Miller attributed the inventory decrease to several factors. First, because of low prices, many homeowners have decided to postpone listing their apartments or take them off the market.

Lawrence Rich, a vice president at Prudential Douglas Elliman, encountered the latter problem recently when he represented a buyer looking for a resale condo on the Upper East Side.

At one Park Avenue apartment, the client put in an all-cash offer at the asking price of $10 million, but the seller took the unit off the market and decided to rent it instead, for the hefty sum of $32,000 a month.

At another apartment, the client put in an offer of $8 million, but this seller, too, took the home off the market, then put it back on a week later for $14 million, $4 million more than the original asking price.

Rich said these well-to-do sellers likely were not under pressure to unload their apartments immediately, and felt they could get higher sale prices by holding out.

“Certain people in that area might not have to sell,” Rich said. “They have other options, and maybe they figured after two years, the market will be better.”

StreetEasy’s report found that an average of 363 new listings appeared on the market each week in the second quarter, down from 409 per week in the previous quarter. Meanwhile, a weekly average of 175 listings were “absorbed” in the second quarter, meaning they were sold or taken off the market, up from 142 per week in the first quarter.

So if inventory is falling, and given the law of supply and demand, why did the median price of a Manhattan apartment drop 14.3 percent in the second quarter, down to $835,700 from $975,000 in the previous quarter — and down 18.5 percent from the same period last year?

One factor is the rapidly growing “shadow inventory” of available new condos. Because developers rarely put all their units on the market at once, there are always more new condos available than inventory figures suggest, Miller explained.

While the number of shadow inventory units was fairly constant in the past, it’s now growing rapidly.

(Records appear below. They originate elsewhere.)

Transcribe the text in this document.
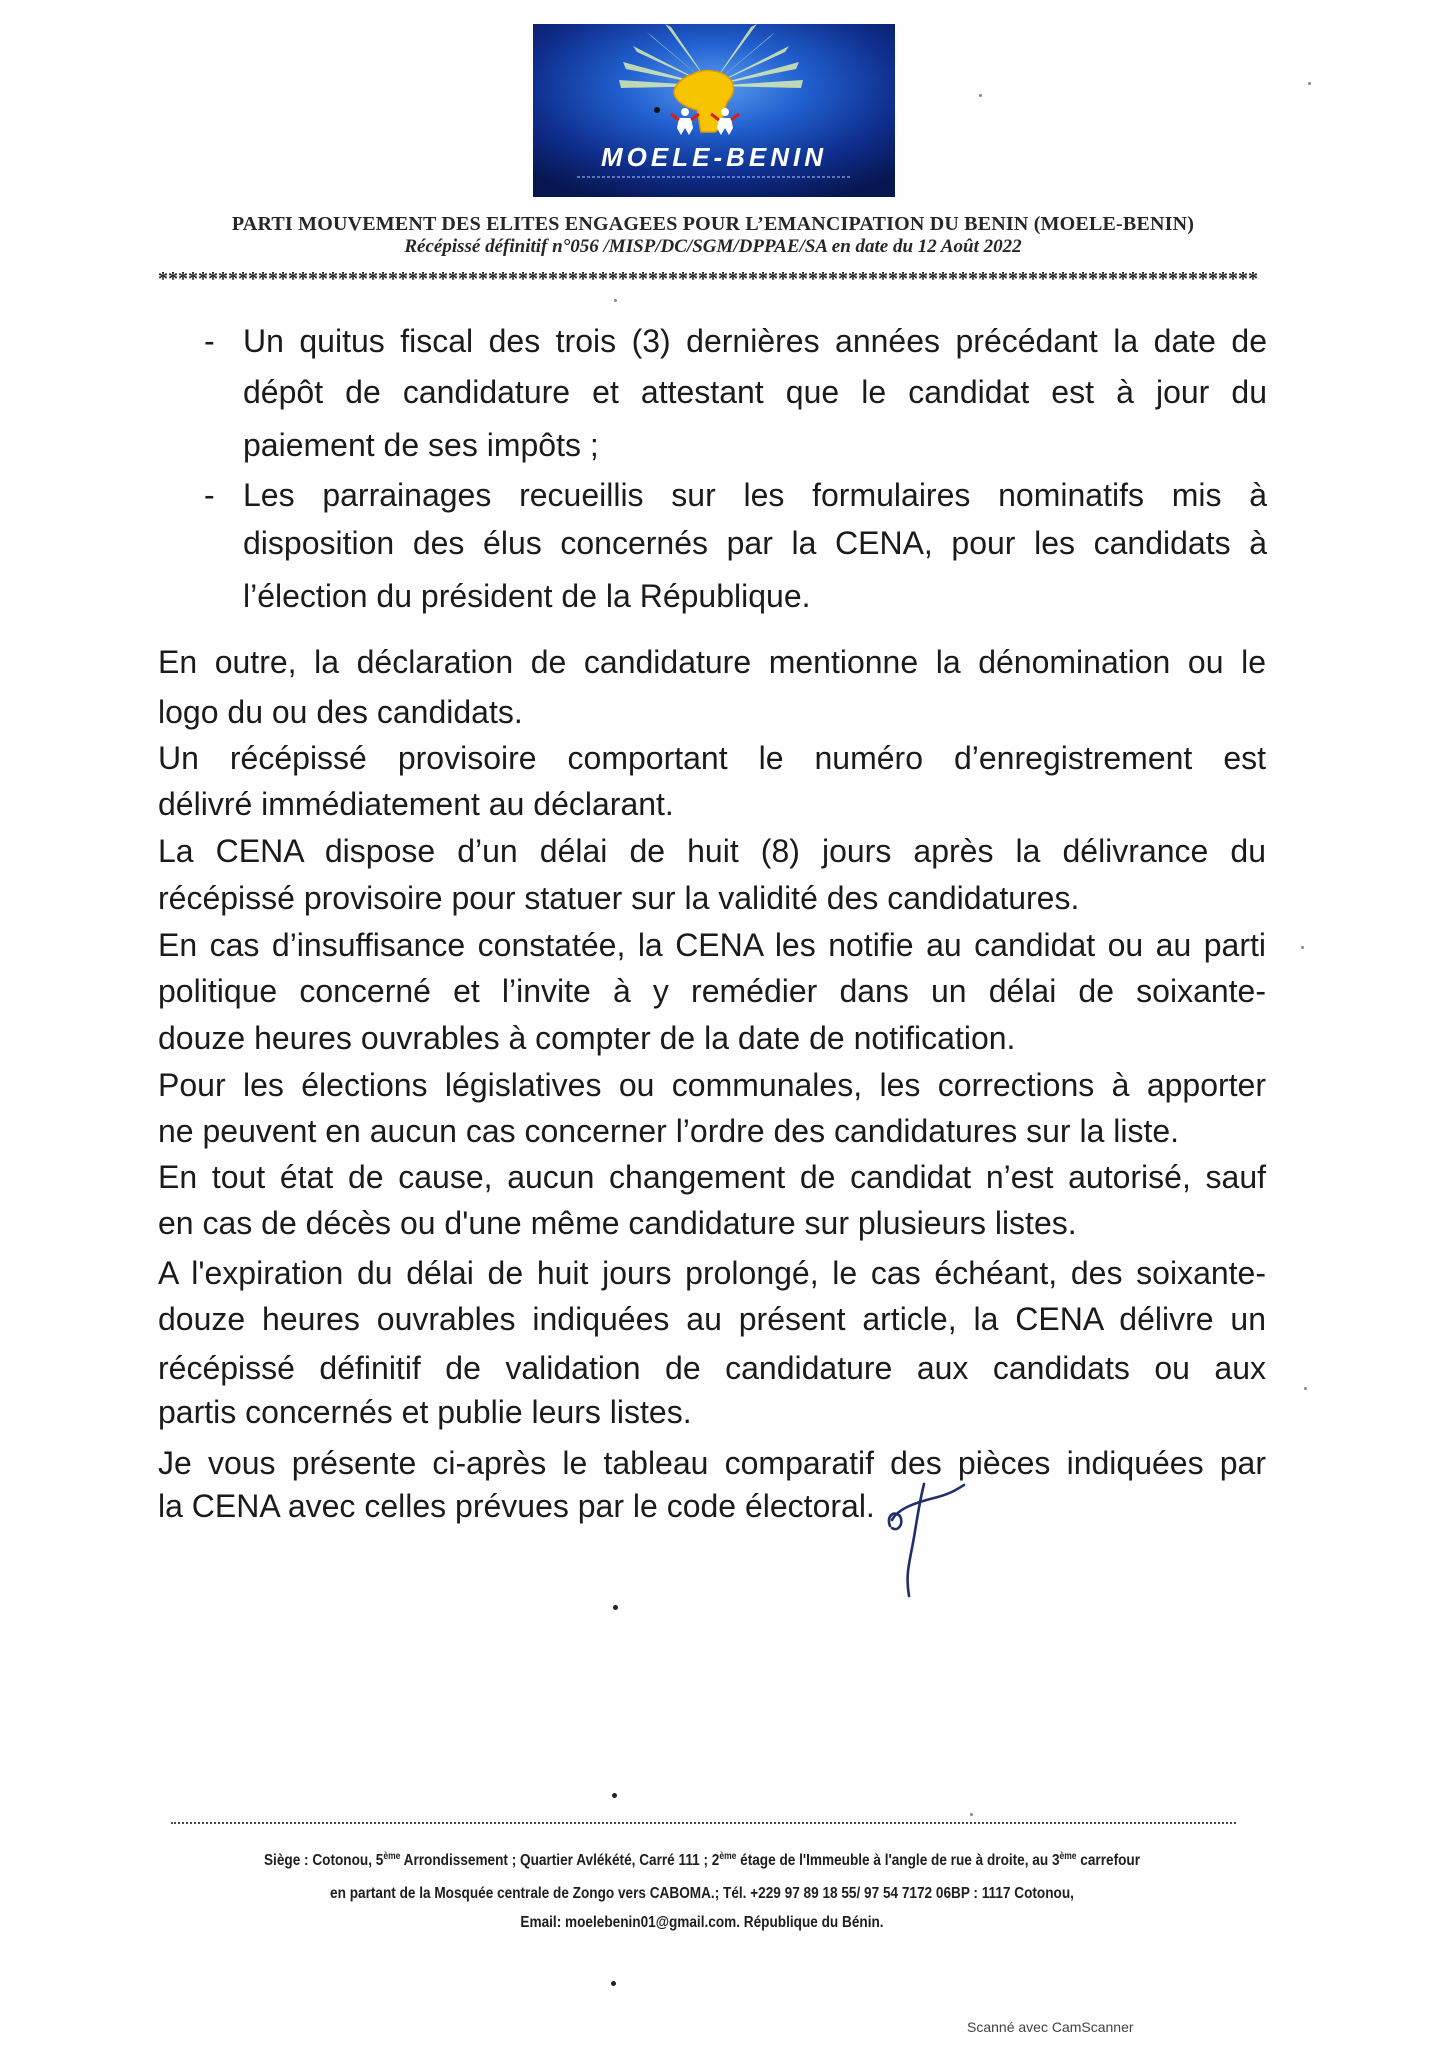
MOELE-BENIN
PARTI MOUVEMENT DES ELITES ENGAGEES POUR L’EMANCIPATION DU BENIN (MOELE-BENIN)
Récépissé définitif n°056 /MISP/DC/SGM/DPPAE/SA en date du 12 Août 2022
**************************************************************************************************************
- Un quitus fiscal des trois (3) dernières années précédant la date de
dépôt de candidature et attestant que le candidat est à jour du
paiement de ses impôts ;
- Les parrainages recueillis sur les formulaires nominatifs mis à
disposition des élus concernés par la CENA, pour les candidats à
l’élection du président de la République.
En outre, la déclaration de candidature mentionne la dénomination ou le
logo du ou des candidats.
Un récépissé provisoire comportant le numéro d’enregistrement est
délivré immédiatement au déclarant.
La CENA dispose d’un délai de huit (8) jours après la délivrance du
récépissé provisoire pour statuer sur la validité des candidatures.
En cas d’insuffisance constatée, la CENA les notifie au candidat ou au parti
politique concerné et l’invite à y remédier dans un délai de soixante-
douze heures ouvrables à compter de la date de notification.
Pour les élections législatives ou communales, les corrections à apporter
ne peuvent en aucun cas concerner l’ordre des candidatures sur la liste.
En tout état de cause, aucun changement de candidat n’est autorisé, sauf
en cas de décès ou d'une même candidature sur plusieurs listes.
A l'expiration du délai de huit jours prolongé, le cas échéant, des soixante-
douze heures ouvrables indiquées au présent article, la CENA délivre un
récépissé définitif de validation de candidature aux candidats ou aux
partis concernés et publie leurs listes.
Je vous présente ci-après le tableau comparatif des pièces indiquées par
la CENA avec celles prévues par le code électoral.
Siège : Cotonou, 5ème Arrondissement ; Quartier Avlékété, Carré 111 ; 2ème étage de l'Immeuble à l'angle de rue à droite, au 3ème carrefour
en partant de la Mosquée centrale de Zongo vers CABOMA.; Tél. +229 97 89 18 55/ 97 54 7172 06BP : 1117 Cotonou,
Email: moelebenin01@gmail.com. République du Bénin.
Scanné avec CamScanner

“It was always a constant, but now it’s a very significant phenomenon,” he said.

When The Real Deal first reported on shadow inventory in December, Miller estimated that there were roughly 2,000 new condos that were not yet on the market. Since then, he estimated that figure has mushroomed to somewhere between 6,000 and 8,000 units. That’s because developers have been unable to sell the units they already have on the market, so they’re delaying putting new ones up for sale.

“The methodology was, release blocks of units at a time as the initial units sell off,” Miller said. “As sales slow, the blocks back up as more buildings keep coming on the market.”

Despite the recent inventory drop, buyers can still take comfort in the fact that there are many more Manhattan apartments available than in the past.

“I’ve never shown this many apartments in such a short time,” Rich said, noting that he recently showed one buyer 56 apartments in four days, and she still didn’t buy one. “In previous years, you didn’t have an opportunity to do this. The apartments didn’t last very long.”